Kegiatan ini melibatkan berbagai instansi dan komunitas, di antaranya Bulog Sidrap, Dinas Tanaman Pangan, Hortikultura dan Perkebunan (TPHP), Dinas Ketahanan Pangan, Dinas Peternakan dan Perikanan, Dinas Perindustrian dan Perdagangan, Dinas UMKM, serta komunitas lokal Champion Cabe Laskar Pelangi.
Berbagai kebutuhan pokok dijual dengan harga lebih murah dari harga pasar, seperti beras Garuda seharga Rp14.500 per kilogram, minyak goreng Rp14.500 per liter, dan telur ayam Rp48.000 per rak. Produk lain yang tersedia antara lain gula pasir, bawang merah, cabai, buah-buahan, serta makanan olahan seperti pempek dan produk perikanan.
Bupati Enrekang, H. Muh. Yusuf Ritangnga, hadir langsung dalam kegiatan tersebut dan menyampaikan bahwa pasar murah ini merupakan bentuk kepedulian pemerintah dalam menjaga daya beli masyarakat di tengah fluktuasi harga menjelang hari raya.
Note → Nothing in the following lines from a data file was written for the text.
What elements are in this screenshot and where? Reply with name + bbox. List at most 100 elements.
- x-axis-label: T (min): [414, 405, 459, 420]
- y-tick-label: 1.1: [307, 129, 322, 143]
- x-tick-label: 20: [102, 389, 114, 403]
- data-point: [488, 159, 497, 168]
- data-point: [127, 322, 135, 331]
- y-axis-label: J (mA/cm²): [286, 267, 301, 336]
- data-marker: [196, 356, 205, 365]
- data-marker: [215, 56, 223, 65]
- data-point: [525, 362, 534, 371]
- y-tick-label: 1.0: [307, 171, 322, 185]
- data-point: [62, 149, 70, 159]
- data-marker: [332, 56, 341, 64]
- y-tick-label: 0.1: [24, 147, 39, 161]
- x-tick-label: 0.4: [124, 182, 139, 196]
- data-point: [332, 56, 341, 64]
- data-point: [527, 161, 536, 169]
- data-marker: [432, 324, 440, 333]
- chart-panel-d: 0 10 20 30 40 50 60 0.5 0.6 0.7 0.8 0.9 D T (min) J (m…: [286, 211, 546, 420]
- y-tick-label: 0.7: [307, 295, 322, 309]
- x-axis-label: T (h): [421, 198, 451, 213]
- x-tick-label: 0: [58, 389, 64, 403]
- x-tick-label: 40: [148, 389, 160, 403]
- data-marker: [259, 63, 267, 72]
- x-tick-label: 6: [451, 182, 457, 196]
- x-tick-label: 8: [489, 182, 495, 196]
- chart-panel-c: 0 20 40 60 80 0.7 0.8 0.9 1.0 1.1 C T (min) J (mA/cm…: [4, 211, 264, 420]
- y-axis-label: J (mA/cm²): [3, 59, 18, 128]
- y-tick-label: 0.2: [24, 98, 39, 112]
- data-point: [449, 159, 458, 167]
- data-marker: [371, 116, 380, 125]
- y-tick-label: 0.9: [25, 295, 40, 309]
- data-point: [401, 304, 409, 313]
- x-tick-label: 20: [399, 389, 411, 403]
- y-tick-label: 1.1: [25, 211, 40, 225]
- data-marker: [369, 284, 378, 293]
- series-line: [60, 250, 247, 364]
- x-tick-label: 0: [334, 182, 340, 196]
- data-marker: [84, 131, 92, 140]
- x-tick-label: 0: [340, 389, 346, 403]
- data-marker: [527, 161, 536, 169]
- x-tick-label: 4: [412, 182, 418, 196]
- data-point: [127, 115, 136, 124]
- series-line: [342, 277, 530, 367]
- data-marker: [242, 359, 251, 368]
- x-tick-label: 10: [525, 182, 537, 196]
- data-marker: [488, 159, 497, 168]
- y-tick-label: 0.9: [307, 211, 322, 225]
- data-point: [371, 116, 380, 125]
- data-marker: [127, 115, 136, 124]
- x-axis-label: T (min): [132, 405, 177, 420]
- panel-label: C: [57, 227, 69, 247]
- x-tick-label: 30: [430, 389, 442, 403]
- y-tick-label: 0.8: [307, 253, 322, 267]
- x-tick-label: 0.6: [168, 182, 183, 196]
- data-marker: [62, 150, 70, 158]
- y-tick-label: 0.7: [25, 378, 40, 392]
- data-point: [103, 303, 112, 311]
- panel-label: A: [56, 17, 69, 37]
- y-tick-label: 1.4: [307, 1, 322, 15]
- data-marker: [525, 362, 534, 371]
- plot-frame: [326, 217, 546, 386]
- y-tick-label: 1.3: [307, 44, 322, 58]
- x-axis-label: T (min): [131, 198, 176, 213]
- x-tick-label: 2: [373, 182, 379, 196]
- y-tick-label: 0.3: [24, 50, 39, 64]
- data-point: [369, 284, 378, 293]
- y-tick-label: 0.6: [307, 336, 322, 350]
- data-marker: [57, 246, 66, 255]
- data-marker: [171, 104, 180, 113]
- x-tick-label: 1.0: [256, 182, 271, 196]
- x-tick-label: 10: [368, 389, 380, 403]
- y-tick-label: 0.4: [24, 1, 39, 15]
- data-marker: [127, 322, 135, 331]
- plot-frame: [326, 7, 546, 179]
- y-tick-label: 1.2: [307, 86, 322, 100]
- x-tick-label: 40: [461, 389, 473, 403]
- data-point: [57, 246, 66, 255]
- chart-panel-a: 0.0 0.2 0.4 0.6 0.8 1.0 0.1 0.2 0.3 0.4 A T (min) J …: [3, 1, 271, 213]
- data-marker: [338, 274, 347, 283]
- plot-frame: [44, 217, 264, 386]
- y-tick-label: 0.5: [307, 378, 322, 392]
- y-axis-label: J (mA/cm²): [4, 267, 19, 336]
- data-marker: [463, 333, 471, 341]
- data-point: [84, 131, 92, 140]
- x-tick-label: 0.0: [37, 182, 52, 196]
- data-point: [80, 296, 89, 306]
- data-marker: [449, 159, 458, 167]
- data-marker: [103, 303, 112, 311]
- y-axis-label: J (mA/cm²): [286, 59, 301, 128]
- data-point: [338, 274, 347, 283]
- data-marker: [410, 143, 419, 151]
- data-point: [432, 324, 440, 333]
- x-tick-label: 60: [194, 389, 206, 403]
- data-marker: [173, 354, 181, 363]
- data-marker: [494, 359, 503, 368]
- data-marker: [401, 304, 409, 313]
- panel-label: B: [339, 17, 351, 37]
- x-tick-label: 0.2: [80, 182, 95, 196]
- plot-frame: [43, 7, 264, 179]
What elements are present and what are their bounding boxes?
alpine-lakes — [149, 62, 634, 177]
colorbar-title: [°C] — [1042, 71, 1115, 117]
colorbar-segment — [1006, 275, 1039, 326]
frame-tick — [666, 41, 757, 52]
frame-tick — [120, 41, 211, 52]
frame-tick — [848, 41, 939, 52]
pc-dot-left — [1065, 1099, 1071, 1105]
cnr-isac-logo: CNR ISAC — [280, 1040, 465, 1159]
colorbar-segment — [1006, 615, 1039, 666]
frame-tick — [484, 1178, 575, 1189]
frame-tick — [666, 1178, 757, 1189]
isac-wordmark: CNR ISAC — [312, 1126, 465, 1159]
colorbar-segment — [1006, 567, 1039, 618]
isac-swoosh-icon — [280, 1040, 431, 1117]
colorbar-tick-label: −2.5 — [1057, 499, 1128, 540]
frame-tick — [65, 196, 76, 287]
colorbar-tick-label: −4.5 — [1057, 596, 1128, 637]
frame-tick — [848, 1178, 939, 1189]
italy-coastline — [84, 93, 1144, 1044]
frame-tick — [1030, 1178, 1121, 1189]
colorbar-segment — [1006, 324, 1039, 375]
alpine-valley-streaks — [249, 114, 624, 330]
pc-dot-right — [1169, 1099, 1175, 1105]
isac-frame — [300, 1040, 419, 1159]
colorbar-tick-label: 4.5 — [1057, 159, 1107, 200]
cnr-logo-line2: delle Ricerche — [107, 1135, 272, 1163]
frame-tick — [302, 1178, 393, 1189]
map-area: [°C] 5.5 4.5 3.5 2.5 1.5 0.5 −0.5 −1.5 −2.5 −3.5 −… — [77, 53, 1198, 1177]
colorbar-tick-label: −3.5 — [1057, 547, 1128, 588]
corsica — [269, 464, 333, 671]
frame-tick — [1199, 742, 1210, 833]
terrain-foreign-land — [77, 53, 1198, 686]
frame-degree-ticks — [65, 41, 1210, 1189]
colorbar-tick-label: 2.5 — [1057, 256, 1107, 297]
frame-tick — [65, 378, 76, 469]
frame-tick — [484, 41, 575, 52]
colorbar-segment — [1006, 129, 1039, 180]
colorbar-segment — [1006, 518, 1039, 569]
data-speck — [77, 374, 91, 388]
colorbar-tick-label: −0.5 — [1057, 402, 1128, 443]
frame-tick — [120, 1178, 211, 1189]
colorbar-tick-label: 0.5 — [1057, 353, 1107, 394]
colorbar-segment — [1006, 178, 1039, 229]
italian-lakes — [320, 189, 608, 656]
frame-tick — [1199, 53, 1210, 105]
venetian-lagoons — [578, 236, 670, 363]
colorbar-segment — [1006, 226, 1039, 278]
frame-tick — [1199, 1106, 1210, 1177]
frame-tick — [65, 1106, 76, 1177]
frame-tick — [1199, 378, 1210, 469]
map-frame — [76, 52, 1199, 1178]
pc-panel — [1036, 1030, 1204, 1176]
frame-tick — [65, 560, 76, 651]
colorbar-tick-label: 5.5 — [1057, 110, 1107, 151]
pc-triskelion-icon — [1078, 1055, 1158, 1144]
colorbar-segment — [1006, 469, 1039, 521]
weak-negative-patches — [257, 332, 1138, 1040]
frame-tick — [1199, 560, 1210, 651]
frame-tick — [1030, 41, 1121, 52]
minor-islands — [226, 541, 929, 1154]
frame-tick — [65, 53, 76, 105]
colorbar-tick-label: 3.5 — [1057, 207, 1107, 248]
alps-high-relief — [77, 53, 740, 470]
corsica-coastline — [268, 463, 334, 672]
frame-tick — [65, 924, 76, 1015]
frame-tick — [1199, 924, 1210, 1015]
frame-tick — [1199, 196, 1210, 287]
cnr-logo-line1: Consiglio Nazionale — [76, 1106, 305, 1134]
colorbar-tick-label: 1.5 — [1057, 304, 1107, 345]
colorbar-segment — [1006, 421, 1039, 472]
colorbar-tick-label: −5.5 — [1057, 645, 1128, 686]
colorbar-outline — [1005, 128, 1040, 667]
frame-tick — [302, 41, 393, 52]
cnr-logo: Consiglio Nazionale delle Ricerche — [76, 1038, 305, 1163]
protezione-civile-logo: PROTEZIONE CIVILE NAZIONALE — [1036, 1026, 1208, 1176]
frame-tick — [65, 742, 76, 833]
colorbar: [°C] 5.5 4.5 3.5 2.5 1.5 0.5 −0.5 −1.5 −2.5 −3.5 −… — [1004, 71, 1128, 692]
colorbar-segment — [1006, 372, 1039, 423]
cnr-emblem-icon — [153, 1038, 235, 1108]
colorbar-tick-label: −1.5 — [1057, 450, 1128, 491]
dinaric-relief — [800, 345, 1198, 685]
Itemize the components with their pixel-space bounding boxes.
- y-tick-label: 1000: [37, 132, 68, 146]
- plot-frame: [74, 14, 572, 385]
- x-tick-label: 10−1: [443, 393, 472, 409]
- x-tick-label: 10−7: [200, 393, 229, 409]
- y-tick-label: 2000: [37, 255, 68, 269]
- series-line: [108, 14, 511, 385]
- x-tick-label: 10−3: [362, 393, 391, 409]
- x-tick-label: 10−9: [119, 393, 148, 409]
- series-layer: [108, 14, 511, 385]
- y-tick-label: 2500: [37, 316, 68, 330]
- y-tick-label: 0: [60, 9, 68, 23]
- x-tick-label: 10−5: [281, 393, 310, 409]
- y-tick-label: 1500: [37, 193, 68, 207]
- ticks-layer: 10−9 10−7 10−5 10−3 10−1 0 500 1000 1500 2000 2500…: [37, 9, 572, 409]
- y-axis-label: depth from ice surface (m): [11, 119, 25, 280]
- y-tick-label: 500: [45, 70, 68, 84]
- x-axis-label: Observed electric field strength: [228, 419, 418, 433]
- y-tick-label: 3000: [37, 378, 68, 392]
“Kita ingin masyarakat menyambut Iduladha dengan tenang, tanpa terbebani mahalnya harga kebutuhan pokok. Gerakan Pangan Murah ini adalah bentuk nyata kehadiran pemerintah di tengah rakyat,” ujar Yusuf.
Ia juga menegaskan pentingnya kolaborasi lintas sektor dalam pelaksanaan kegiatan tersebut, serta mengapresiasi seluruh pihak yang terlibat dalam Tim Pengendali Inflasi Daerah (TPID).
Kepala Bidang Distribusi dan Cadangan Pangan Dinas Ketahanan Pangan Enrekang, Muh. Ali Rauf, menyampaikan bahwa Bupati telah menunjuk sejumlah OPD terkait untuk bergabung dalam pelaksanaan pasar murah guna menekan laju inflasi daerah.
“Dengan adanya Gerakan Pangan Murah ini, masyarakat dapat membeli kebutuhan pokok dengan harga yang jauh lebih terjangkau dibanding harga pasar,” ujar Ali Rauf.
TPID Enrekang terdiri dari Asisten II, Bagian Ekonomi, Dinas Peternakan dan Perikanan, Dinas Ketahanan Pangan, Dinas Perindustrian dan Perdagangan, Bulog, serta Dinas UMKM.